Приятно было с этим суровым чувством в душе собираться на работу. Отводить Саньку в детский садик. Ехать вместе со всеми по общественно-полезному делу. Вот и я завоевал свое право ехать в метро, серьезно читать «МК» и считать себя москвичом. В голове пустота и короткие, семейные мысли и песни, типа: «Пилот, пилот, я инопланетянин».
Труднее всего было собирать кухни и детские комнаты. Если аккуратно работали, то получали чаевые. Однажды в квартире богатого азербайджанца на Тверской улице засверлил стол не с той стороны. Он дико орал и даже матерился по-азербайджански, а я стоял на полу с подогревом и кое-что понимал из его слов. Если бы меня материли по-русски, то я бы стерпел, а тут просто ушел, не желая создавать лишних проблем начальнику, который хорошо ко мне относился.
Когда я переставал работать, то у нас с нею кончался и секс. Она принимала долгую ванну вечером, может быть, мастурбировала там, потом принимала по возможности долгий душ утром. Собираясь на работу, ставила кассету «С легким паром». Потом заклеивала свою выбритую выпуклую щелку белоснежной прокладкой на каждой день, такие же трусики-хрустики, потрескивающие колготки.
Жалея ее и мучаясь, что сижу без работы, я был особенно нежен с ней по утрам и внимателен, помогал ей собираться, чистил машину от грязи. Ее такие трогательные укоры, и тут же ласки, как бы боязнь на секунду выпустить из рук.
— Меня вчера уже предупредили, что если я наконец-то не верну пятьсот долларов, то они заберут машину.
— Так и сказали: заберем машину?
— Да!
— Ты врешь, Няня!
И как всегда наша обоюдная нежность вмиг обернулась лютой ненавистью.

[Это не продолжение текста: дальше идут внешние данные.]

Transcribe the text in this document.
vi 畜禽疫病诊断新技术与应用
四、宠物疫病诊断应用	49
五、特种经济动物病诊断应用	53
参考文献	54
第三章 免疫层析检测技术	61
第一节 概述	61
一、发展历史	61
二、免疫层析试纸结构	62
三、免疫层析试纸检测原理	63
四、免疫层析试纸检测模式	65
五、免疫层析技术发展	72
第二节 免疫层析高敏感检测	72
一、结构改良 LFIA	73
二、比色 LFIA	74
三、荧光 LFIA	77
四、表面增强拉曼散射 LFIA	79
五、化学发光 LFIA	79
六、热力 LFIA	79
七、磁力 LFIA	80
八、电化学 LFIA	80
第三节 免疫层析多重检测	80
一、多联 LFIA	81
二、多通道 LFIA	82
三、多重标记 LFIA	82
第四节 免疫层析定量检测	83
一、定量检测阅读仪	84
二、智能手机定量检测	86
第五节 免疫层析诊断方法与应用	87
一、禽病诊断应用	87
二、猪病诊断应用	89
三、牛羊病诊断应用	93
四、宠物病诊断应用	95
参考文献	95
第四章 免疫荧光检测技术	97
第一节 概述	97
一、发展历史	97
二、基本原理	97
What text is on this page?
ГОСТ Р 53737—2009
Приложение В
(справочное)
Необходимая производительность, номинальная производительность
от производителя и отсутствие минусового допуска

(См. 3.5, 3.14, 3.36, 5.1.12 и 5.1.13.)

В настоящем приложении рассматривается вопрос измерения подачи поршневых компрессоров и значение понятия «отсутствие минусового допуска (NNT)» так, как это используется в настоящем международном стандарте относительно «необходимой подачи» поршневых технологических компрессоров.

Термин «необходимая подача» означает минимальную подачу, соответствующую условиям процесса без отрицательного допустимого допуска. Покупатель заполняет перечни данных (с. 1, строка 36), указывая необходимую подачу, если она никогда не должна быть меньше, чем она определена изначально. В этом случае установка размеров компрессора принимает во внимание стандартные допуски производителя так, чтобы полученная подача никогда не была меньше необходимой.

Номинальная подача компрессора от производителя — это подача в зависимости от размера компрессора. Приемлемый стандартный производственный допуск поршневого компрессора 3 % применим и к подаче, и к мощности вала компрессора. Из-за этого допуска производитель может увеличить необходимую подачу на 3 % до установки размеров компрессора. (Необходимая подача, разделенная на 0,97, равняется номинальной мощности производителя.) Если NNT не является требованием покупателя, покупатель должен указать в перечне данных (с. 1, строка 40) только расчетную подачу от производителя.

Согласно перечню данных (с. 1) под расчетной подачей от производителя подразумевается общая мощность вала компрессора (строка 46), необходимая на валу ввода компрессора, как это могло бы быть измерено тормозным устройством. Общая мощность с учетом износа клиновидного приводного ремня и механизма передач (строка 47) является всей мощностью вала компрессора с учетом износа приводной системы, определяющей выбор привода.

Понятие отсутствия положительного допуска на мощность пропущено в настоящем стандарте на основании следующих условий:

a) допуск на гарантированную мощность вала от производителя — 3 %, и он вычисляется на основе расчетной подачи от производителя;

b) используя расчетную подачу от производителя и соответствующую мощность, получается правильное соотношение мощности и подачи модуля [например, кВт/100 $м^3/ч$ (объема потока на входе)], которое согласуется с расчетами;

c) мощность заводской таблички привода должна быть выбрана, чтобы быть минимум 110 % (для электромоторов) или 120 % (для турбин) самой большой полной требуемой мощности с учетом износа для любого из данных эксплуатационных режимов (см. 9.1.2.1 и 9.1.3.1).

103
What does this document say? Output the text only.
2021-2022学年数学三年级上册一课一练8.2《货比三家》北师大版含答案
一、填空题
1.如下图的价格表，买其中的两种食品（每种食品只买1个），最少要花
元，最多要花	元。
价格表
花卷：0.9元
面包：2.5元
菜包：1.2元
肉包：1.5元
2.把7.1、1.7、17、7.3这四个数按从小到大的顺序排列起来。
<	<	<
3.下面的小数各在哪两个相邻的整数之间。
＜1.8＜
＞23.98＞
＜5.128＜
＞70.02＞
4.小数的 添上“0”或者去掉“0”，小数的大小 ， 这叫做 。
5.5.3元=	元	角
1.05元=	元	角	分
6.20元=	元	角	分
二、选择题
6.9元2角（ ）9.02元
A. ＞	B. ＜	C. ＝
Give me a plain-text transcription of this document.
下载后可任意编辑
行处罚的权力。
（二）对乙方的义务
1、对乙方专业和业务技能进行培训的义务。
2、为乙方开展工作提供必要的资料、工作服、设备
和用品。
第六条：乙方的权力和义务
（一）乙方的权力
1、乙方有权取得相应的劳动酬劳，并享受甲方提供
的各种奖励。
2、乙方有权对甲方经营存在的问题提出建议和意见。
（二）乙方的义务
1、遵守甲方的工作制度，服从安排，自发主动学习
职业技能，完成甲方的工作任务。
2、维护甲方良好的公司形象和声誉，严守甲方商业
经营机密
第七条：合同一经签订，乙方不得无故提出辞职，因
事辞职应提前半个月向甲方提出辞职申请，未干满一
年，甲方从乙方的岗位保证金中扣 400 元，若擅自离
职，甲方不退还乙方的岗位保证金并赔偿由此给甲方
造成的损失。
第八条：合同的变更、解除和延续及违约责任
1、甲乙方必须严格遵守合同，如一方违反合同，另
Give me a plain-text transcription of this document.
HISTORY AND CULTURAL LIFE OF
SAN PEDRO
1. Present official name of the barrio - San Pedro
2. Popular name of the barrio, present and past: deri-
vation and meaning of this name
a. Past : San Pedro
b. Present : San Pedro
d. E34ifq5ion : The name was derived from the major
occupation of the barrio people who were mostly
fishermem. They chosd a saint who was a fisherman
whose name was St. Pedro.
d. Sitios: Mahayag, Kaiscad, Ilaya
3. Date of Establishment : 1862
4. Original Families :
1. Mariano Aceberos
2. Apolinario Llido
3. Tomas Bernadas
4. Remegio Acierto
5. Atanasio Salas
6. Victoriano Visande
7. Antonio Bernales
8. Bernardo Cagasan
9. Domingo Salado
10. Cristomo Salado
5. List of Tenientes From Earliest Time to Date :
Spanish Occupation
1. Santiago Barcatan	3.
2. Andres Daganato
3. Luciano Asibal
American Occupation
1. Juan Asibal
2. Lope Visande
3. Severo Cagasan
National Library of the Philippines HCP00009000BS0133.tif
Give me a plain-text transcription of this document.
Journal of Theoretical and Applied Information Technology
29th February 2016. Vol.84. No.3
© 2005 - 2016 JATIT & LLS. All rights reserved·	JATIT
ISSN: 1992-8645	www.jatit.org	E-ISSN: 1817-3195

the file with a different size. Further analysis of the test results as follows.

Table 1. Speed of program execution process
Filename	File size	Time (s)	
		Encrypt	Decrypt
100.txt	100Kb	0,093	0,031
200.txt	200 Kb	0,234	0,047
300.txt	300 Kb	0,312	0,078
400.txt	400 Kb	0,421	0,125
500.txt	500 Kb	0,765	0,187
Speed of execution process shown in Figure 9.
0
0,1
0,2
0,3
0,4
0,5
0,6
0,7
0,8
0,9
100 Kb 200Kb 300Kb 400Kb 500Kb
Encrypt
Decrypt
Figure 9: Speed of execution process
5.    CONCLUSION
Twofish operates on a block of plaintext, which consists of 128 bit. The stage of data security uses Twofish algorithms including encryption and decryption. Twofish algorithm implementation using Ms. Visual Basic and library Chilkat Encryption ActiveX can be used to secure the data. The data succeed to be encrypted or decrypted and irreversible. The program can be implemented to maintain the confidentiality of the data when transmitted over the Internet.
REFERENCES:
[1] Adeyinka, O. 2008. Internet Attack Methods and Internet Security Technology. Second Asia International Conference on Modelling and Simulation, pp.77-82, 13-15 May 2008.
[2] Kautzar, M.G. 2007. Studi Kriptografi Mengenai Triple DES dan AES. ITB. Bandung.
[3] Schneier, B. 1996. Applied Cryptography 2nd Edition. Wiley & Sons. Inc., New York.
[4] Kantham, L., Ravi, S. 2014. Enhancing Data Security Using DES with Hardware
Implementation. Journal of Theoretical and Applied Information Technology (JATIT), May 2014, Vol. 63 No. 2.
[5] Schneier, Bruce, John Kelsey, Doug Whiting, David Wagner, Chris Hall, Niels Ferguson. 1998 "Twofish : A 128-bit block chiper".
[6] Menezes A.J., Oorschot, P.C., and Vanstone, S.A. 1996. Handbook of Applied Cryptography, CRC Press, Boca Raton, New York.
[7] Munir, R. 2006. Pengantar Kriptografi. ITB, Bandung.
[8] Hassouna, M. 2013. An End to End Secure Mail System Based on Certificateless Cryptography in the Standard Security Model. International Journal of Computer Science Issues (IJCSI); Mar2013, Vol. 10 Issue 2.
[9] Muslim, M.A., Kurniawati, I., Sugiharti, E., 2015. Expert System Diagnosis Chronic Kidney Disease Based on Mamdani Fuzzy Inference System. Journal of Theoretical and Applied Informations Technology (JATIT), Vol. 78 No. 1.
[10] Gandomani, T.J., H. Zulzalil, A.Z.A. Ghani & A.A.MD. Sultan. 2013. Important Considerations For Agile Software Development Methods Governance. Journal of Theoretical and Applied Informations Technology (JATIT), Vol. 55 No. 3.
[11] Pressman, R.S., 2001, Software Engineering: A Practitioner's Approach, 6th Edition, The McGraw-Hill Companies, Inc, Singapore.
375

— Да, вру, потому что мне стыдно сказать тебе: Анвар, иди работай, ведь ты же мужик, в конце-то концов.
— Вот моя работа, Няня, — я очертил рукой воздух. — Мне работать грузчиком — это все равно, что микроскопом гвозди забивать, как сказал бы Алексей Серафимыч!
— Как ты себя ценишь!
— Я хочу свое дело сделать, свой личный бренд раскрутить, я…
— Я тоже много чего хочу, Анвар, я тоже хочу, как и ты спать в обед, путешествовать, в бутики иногда заглядывать, да я просто женщиной себя хочу почувствовать, простой бабой за каменной стеной… Но тебе так удобно, я понимаю, тебе просто удобно со мной.
— Опять бомбежки в Югославии, — сказал я, прислушавшись к радио.
— Я уже устала перед Татуней оправдываться, я устала от вас…
Она уходила, возвращалась, говорила, и я знал, что все это станет моим дежавю, все это потом будет другая женщина делать, и я вдруг почувствую, что все это уже было, что Няня так же делала, а сейчас она сделает вот что, и та будущая женщина сделает это за Няню.
Удивительно и даже смешно, с какой железной последовательностью исполнялись все женские пункты, о которых мне талдычил Серафимыч.
— О-о, я поняла! — вдруг сказала Няня. — Я поняла, кто сломал тебе жизнь, я так и слышу эти слова про губительниц женщин, которыми тебя науськивает этот уродец. Ты понимаешь, что он испортил тебя, как мужчину, посмотри, ты даже сидишь как-то по-женски.
— Доллар падает, что ли? Когда падает доллар, в мире сразу начинаются проблемы.
— Это точно!
И я понял, что мне надо быть мужчиной и что я не хочу быть мужчиной, по крайней мере, не хочу быть мужчиной только ради Няни, только для нее. Вдруг бездонная усталость в душе, проще умереть.
Дождь. Мокрые листья березы вспыхивают за стеклом, перепрыгивают с места на место. И сразу же гром, от которого вздрогнула створка окна в моей ладони, и весь дом вздрагивал волнами.
Темно. Сыро. Пахнет пыльным, отсыревшим мертвым деревом. Ночь. С той стороны бабочка. Она трепещет треугольными облаками крыльев и бежит, перебирая лапками вверх по стеклу. Думал об ее бессмысленных и прекрасных движениях.
Четвертого октября уехал Ассаев, приближались холода, и я поехал за серафимычевской теплой курткой. И снова это знакомое чувство в душе: страх перед дальней дорогой без денег, когда, чтобы попасть из одной точки в другую, нужно преодолеть множество преград, незаметных обычному глазу. И все же я доехал.